A tese central do livro de Paulo Cezar é corroborada pela crise que hoje atinge o PT. Ele diz que o marketing político pode trazer a vitória numa eleição, mas não traz a hegemonia, no sentido gramsciano do termo. “Ao substituir a idéia da conquista do poder e, portanto, da política, pela noção de troca, ao operar desde cima e unilateralmente no que diz respeito ao processo comunicativo, o marketing profissional que o PT adotou no médio prazo acabaria por ser contrário aos seus objetivos de conquista de hegemonia na sociedade brasileira.”

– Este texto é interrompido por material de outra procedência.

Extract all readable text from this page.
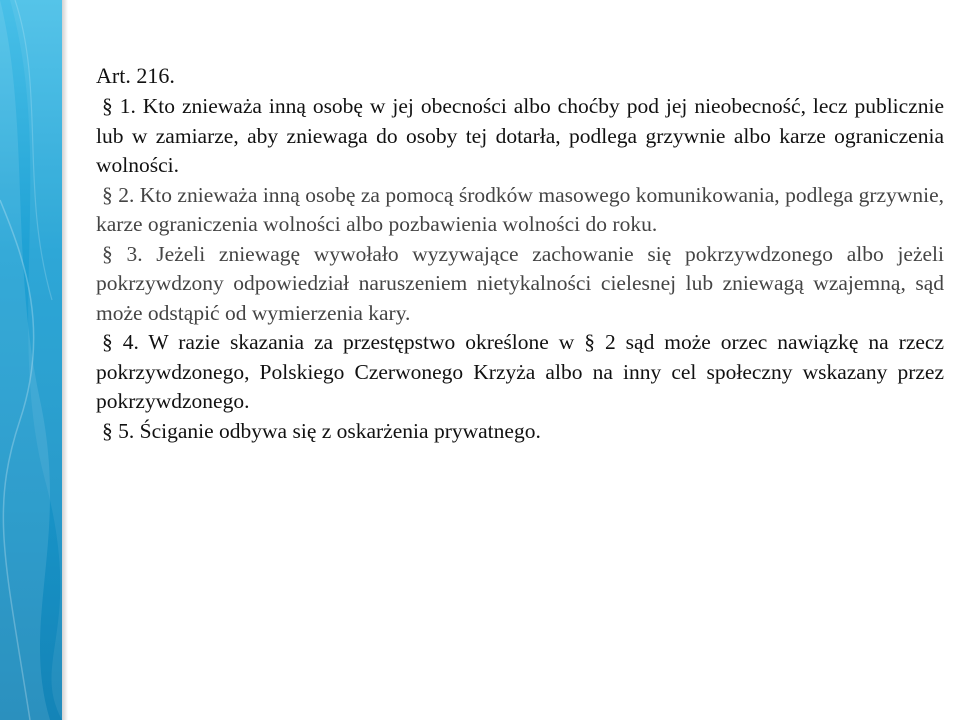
Art. 216.

§ 1. Kto znieważa inną osobę w jej obecności albo choćby pod jej nieobecność, lecz publicznie lub w zamiarze, aby zniewaga do osoby tej dotarła, podlega grzywnie albo karze ograniczenia wolności.

§ 2. Kto znieważa inną osobę za pomocą środków masowego komunikowania, podlega grzywnie, karze ograniczenia wolności albo pozbawienia wolności do roku.

§ 3. Jeżeli zniewagę wywołało wyzywające zachowanie się pokrzywdzonego albo jeżeli pokrzywdzony odpowiedział naruszeniem nietykalności cielesnej lub zniewagą wzajemną, sąd może odstąpić od wymierzenia kary.

§ 4. W razie skazania za przestępstwo określone w § 2 sąd może orzec nawiązkę na rzecz pokrzywdzonego, Polskiego Czerwonego Krzyża albo na inny cel społeczny wskazany przez pokrzywdzonego.

§ 5. Ściganie odbywa się z oskarżenia prywatnego.
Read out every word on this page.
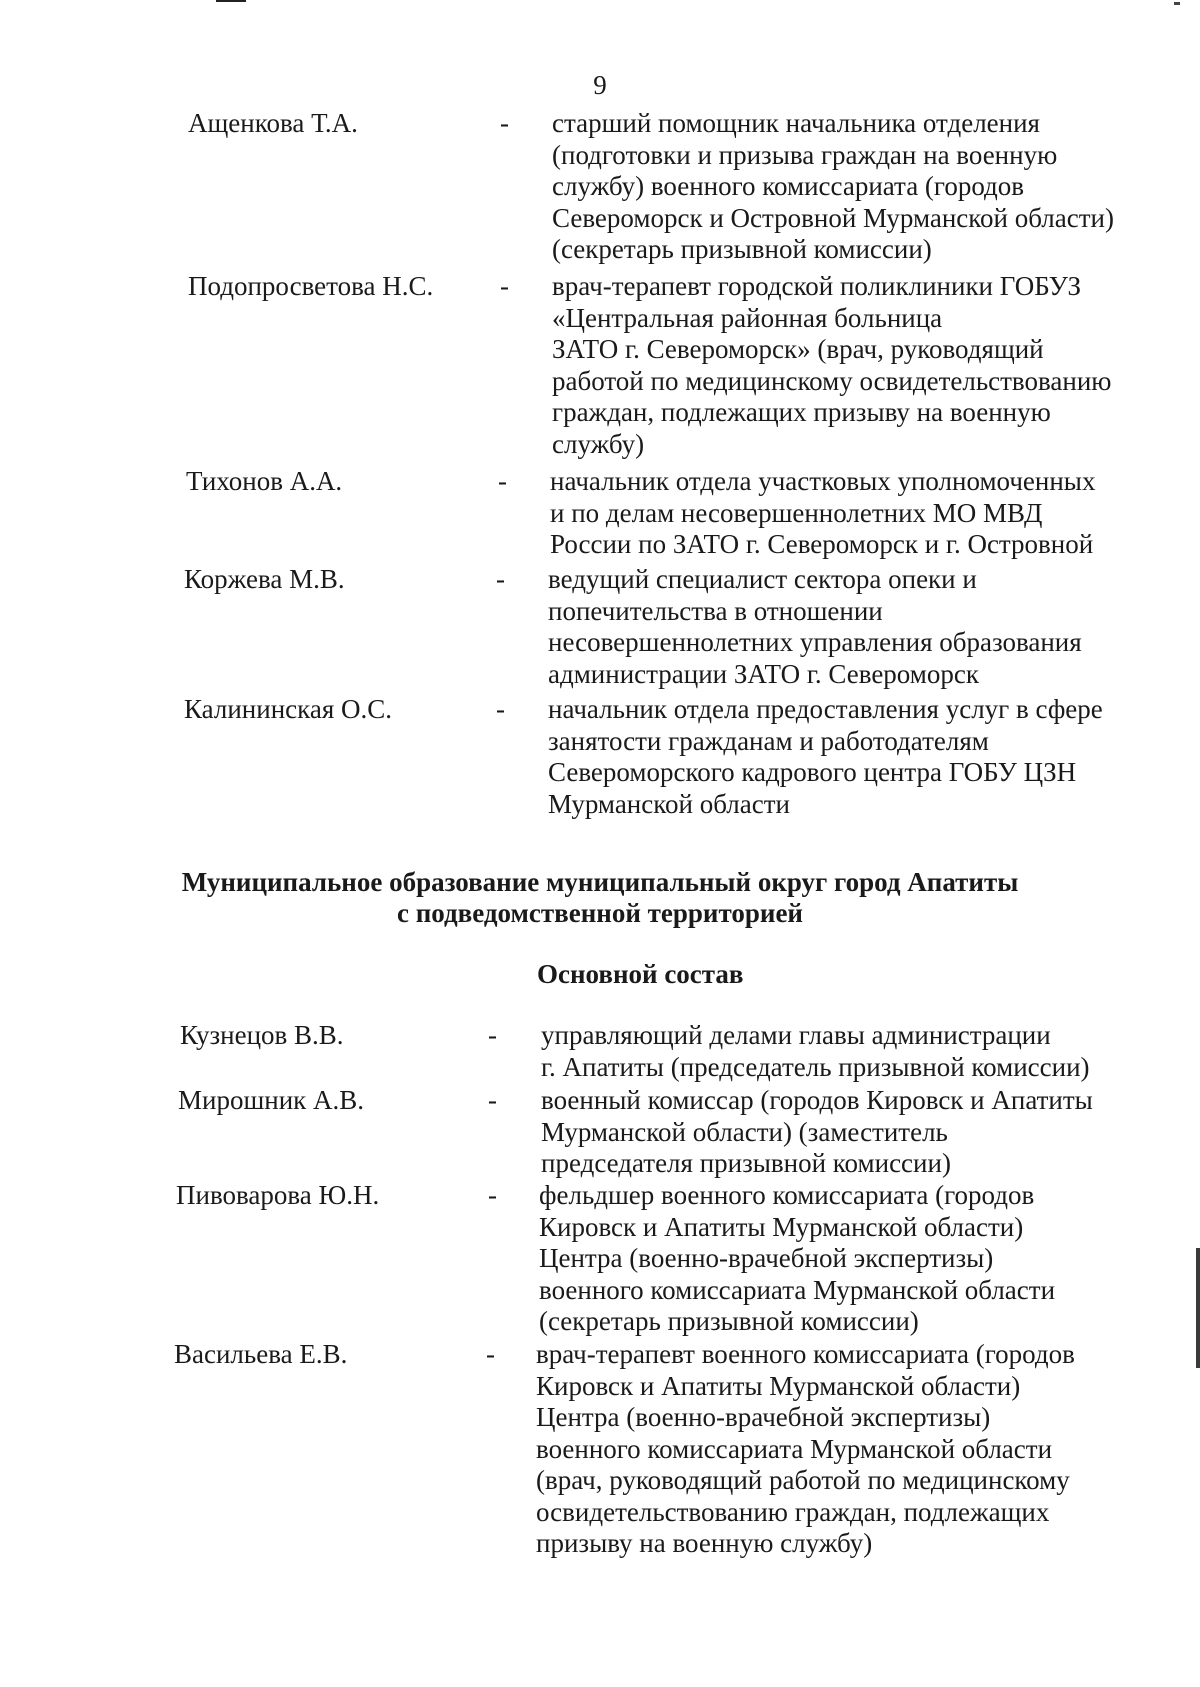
9
Ащенкова Т.А.	- старший помощник начальника отделения
(подготовки и призыва граждан на военную
службу) военного комиссариата (городов
Североморск и Островной Мурманской области)
(секретарь призывной комиссии)
Подопросветова Н.С. - врач-терапевт городской поликлиники ГОБУЗ
«Центральная районная больница
ЗАТО г. Североморск» (врач, руководящий
работой по медицинскому освидетельствованию
граждан, подлежащих призыву на военную
службу)
Тихонов А.А.	- начальник отдела участковых уполномоченных
и по делам несовершеннолетних МО МВД
России по ЗАТО г. Североморск и г. Островной
Коржева М.В.	- ведущий специалист сектора опеки и
попечительства в отношении
несовершеннолетних управления образования
администрации ЗАТО г. Североморск
Калининская О.С.	- начальник отдела предоставления услуг в сфере
занятости гражданам и работодателям
Североморского кадрового центра ГОБУ ЦЗН
Мурманской области
Муниципальное образование муниципальный округ город Апатиты
с подведомственной территорией
Основной состав
Кузнецов В.В.	- управляющий делами главы администрации
г. Апатиты (председатель призывной комиссии)
Мирошник А.В.	- военный комиссар (городов Кировск и Апатиты
Мурманской области) (заместитель
председателя призывной комиссии)
Пивоварова Ю.Н.	- фельдшер военного комиссариата (городов
Кировск и Апатиты Мурманской области)
Центра (военно-врачебной экспертизы)
военного комиссариата Мурманской области
(секретарь призывной комиссии)
Васильева Е.В.	- врач-терапевт военного комиссариата (городов
Кировск и Апатиты Мурманской области)
Центра (военно-врачебной экспертизы)
военного комиссариата Мурманской области
(врач, руководящий работой по медицинскому
освидетельствованию граждан, подлежащих
призыву на военную службу)
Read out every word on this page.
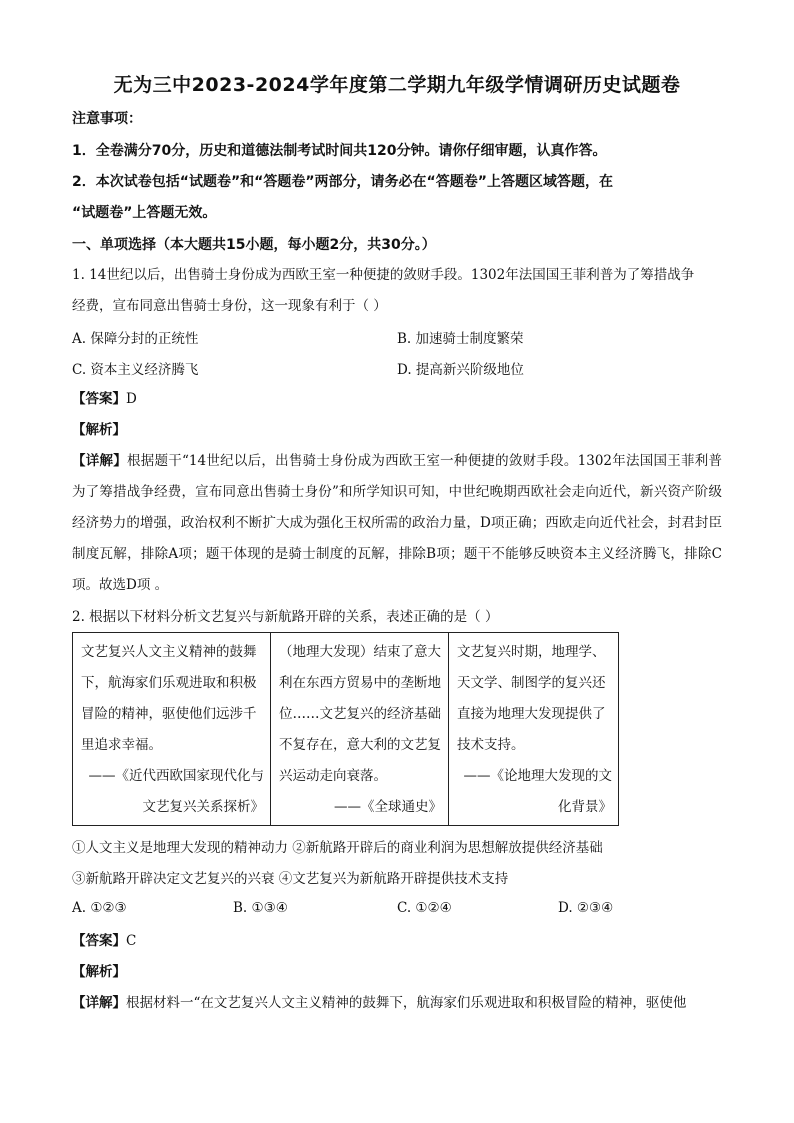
无为三中2023-2024学年度第二学期九年级学情调研历史试题卷
注意事项：
1．全卷满分70分，历史和道德法制考试时间共120分钟。请你仔细审题，认真作答。
2．本次试卷包括“试题卷”和“答题卷”两部分，请务必在“答题卷”上答题区域答题，在
“试题卷”上答题无效。
一、单项选择（本大题共15小题，每小题2分，共30分。）
1. 14世纪以后，出售骑士身份成为西欧王室一种便捷的敛财手段。1302年法国国王菲利普为了筹措战争
经费，宣布同意出售骑士身份，这一现象有利于（ ）
A. 保障分封的正统性	B. 加速骑士制度繁荣
C. 资本主义经济腾飞	D. 提高新兴阶级地位
【答案】D
【解析】
【详解】根据题干“14世纪以后，出售骑士身份成为西欧王室一种便捷的敛财手段。1302年法国国王菲利普为了筹措战争经费，宣布同意出售骑士身份”和所学知识可知，中世纪晚期西欧社会走向近代，新兴资产阶级经济势力的增强，政治权利不断扩大成为强化王权所需的政治力量，D项正确；西欧走向近代社会，封君封臣制度瓦解，排除A项；题干体现的是骑士制度的瓦解，排除B项；题干不能够反映资本主义经济腾飞，排除C项。故选D项 。
2. 根据以下材料分析文艺复兴与新航路开辟的关系，表述正确的是（ ）
文艺复兴人文主义精神的鼓舞下，航海家们乐观进取和积极冒险的精神，驱使他们远涉千里追求幸福。
——《近代西欧国家现代化与文艺复兴关系探析》

（地理大发现）结束了意大利在东西方贸易中的垄断地位……文艺复兴的经济基础不复存在，意大利的文艺复兴运动走向衰落。
——《全球通史》

文艺复兴时期，地理学、天文学、制图学的复兴还直接为地理大发现提供了技术支持。
——《论地理大发现的文化背景》
①人文主义是地理大发现的精神动力 ②新航路开辟后的商业利润为思想解放提供经济基础
③新航路开辟决定文艺复兴的兴衰 ④文艺复兴为新航路开辟提供技术支持
A. ①②③	B. ①③④	C. ①②④	D. ②③④
【答案】C
【解析】
【详解】根据材料一“在文艺复兴人文主义精神的鼓舞下，航海家们乐观进取和积极冒险的精神，驱使他
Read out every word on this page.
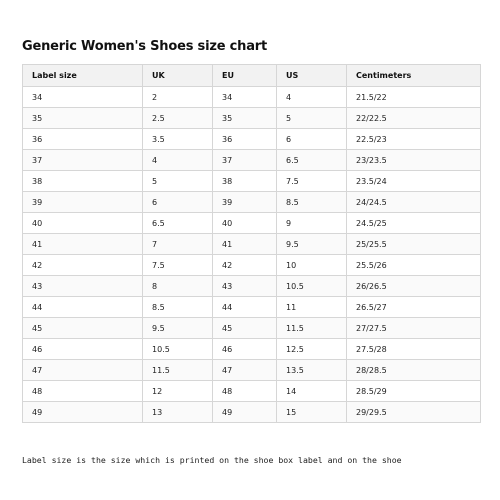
Generic Women's Shoes size chart
Label size	UK	EU	US	Centimeters
34	2	34	4	21.5/22
35	2.5	35	5	22/22.5
36	3.5	36	6	22.5/23
37	4	37	6.5	23/23.5
38	5	38	7.5	23.5/24
39	6	39	8.5	24/24.5
40	6.5	40	9	24.5/25
41	7	41	9.5	25/25.5
42	7.5	42	10	25.5/26
43	8	43	10.5	26/26.5
44	8.5	44	11	26.5/27
45	9.5	45	11.5	27/27.5
46	10.5	46	12.5	27.5/28
47	11.5	47	13.5	28/28.5
48	12	48	14	28.5/29
49	13	49	15	29/29.5
Label size is the size which is printed on the shoe box label and on the shoe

Foi o que aconteceu. Ou assim parece. Contratamos Duda Mendonça e ganhamos. Mas bastou uma acusação de um deputado até então sem notoriedade para desencadear sobre nós todo o poder das elites sobre o complexo de mediações que definem a hegemonia no Brasil – e fomos esmagados. Derrotadas nas urnas, as elites aproveitaram a oportunidade dada pelo testemunho de Roberto Jefferson e desfecharam uma operação de dimensões estratégicas, com o objetivo explícito de “acabar com a raça do PT”. Quase conseguiram. Perdemos, inclusive, os espaços que já havíamos conquistado nas mentes e corações de grande número de brasileiros não necessariamente petistas, ou socialistas, ou operários, mas que sentiam que falávamos por eles. Emblematicamente, o próprio instrumento da nossa vitória de marketing, Duda Mendonça e os recursos usados para recrutá-lo, forneceu a munição para o bombardeio de saturação contra o PT e o governo Lula.

O livro, portanto, é muito atual. Mas é em parte romântico, ou purista, talvez porque alguns de seus ensaios tenham sido escritos na era romântica do PT, quando todos nós vendíamos estrelinhas de cinco pontas e comemorávamos a conquista da primeira prefeitura, ou do primeiro vereador.

Marqueteiros como Duda Mendonça, pesquisas de opinião, produção esmerada de peças de propaganda e esquemas pesados de financiamento de campanhas são parte integrante de quase todas as campanhas eleitorais nas democracias de massa nos tempos atuais. E a democracia brasileira é uma das maiores democracias de massa: são mais de 110 milhões de eleitores, a maioria deles de baixa escolaridade, como enfatiza Paulo Cezar, espalhados num território de dimensões continentais, incluindo uma dezena de grandes regiões metropolitanas de alta complexidade social. Os meios de comunicação de massa nessa democracia de massa substituem a praça pública. Em especial a televisão, que chega ao mesmo tempo em todos os lares, bares, botecos e salas de espera do país. A televisão é uma gigantesca praça pública virtual.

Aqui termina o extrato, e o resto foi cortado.